FBI arrests ex-Credit Suisse broker (Reuters)

NEW YORK (Reuters) - An indicted former Credit Suisse (CSGN.VX) broker was in U.S. custody on Thursday to face charges over deceptive sales of subprime-related auction-rate debt, the FBI said.

FBI officials said former broker Julian Tzolov, a native of Bulgaria, was arrested at New York's John F. Kennedy International Airport and taken to FBI offices in Manhattan.

"Mr Tzolov is in U.S. custody and he will be arraigned on the charges," the FBI official said.

Tzolov and a former colleague, Eric Butler, were charged with conspiracy, securities fraud and wire fraud in an indictment unsealed in U.S. District Court in Brooklyn on Wednesday.

Butler, 36, pleaded not guilty at his arraignment to all the charges and he was released on $2.5 million bail, but Tzolov was out of the country and did not appear in court with his former colleague.

The office of the U.S. Attorney in the Eastern District of New York said Tzolov, 35, was scheduled to be arraigned in court on Friday.

An attorney for Tzolov could not immediately be reached for comment.

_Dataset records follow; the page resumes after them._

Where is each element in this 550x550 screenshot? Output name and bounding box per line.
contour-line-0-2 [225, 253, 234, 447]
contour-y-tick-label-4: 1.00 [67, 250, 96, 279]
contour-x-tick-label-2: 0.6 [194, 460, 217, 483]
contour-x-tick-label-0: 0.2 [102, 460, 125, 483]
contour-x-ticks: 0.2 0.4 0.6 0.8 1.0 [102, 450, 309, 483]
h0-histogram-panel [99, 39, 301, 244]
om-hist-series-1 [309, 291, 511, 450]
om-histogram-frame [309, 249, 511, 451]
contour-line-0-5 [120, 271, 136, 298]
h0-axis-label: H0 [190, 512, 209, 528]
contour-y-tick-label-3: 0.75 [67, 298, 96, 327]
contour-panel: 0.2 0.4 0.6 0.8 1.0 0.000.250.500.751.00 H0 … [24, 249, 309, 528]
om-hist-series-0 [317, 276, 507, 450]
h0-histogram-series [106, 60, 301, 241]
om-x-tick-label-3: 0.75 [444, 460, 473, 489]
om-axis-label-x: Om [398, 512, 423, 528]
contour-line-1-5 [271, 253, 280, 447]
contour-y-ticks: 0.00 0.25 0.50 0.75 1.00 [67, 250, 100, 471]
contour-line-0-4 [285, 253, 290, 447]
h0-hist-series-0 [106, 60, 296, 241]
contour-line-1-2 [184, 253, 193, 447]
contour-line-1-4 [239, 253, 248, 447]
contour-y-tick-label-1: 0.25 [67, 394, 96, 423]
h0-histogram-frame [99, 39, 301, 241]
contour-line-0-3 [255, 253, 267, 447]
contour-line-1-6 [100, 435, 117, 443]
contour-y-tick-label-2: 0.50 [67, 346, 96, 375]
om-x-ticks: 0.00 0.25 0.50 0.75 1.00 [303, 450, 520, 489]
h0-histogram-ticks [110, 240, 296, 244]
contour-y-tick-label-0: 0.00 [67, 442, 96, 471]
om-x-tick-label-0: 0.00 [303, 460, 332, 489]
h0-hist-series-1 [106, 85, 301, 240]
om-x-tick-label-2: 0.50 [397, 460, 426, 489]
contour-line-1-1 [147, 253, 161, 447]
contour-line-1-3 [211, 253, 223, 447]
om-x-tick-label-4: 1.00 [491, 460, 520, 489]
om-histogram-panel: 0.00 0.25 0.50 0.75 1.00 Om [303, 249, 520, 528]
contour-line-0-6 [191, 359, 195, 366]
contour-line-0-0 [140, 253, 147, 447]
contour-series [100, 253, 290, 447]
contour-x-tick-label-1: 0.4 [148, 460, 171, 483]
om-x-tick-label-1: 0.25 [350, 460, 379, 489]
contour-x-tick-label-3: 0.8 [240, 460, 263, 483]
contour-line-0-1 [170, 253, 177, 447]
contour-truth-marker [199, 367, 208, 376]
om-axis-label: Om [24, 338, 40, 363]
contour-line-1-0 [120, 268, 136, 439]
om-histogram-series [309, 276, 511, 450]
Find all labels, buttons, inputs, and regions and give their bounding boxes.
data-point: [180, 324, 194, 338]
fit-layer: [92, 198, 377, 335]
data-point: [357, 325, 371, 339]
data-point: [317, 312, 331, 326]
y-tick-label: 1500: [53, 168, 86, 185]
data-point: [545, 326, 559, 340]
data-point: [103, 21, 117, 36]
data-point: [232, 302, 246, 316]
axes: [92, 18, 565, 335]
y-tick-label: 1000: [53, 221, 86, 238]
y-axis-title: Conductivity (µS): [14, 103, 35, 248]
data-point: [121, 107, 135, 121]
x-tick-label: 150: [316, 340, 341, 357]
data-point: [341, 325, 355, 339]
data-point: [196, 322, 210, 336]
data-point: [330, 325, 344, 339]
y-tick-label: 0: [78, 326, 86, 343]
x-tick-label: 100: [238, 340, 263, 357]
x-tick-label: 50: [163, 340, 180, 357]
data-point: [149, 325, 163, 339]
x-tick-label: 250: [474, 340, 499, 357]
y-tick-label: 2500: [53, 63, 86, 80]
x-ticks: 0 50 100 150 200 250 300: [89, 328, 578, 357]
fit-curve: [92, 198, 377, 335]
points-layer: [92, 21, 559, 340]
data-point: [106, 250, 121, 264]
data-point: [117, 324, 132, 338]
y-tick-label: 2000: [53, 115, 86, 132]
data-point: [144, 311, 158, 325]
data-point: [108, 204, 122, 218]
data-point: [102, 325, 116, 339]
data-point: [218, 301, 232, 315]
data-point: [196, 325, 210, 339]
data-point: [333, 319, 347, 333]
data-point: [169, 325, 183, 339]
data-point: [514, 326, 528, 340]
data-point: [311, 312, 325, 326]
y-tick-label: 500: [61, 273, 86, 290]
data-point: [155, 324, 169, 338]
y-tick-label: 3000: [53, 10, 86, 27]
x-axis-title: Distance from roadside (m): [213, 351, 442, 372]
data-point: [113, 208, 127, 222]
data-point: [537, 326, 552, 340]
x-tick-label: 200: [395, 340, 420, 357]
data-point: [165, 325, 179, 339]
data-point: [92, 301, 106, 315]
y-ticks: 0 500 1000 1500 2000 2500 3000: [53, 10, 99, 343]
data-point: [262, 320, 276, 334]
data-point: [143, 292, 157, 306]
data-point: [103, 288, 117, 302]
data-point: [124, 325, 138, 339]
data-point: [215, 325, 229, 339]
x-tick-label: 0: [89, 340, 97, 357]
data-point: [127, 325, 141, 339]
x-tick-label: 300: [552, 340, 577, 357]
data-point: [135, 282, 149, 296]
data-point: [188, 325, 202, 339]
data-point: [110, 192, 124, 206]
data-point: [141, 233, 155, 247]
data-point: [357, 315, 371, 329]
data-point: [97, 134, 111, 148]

Prosecutors accused Butler and Tzolov of misleading customers into believing that auction-rate securities in their accounts were backed by federally guaranteed student loans and were a safe and liquid alternative to bank deposits or money market funds.

In a similar separate civil complaint, the Securities and Exchange Commission said the two men made unauthorized purchases of more than $1 billion in auction-rate securities for corporate customers' accounts from November 2004 to August 2007.

According to regulators, brokerages misled investors into believing that auction-rate debt, which has rates that reset in periodic auctions, was safe and the equivalent of cash.

Much of the $330 billion market has been frozen since February, when brokerages abandoned their traditional role as buyers of last resort.

The brokers resigned from Credit Suisse in August last year. The firm said it told regulators and cooperated with the authorities.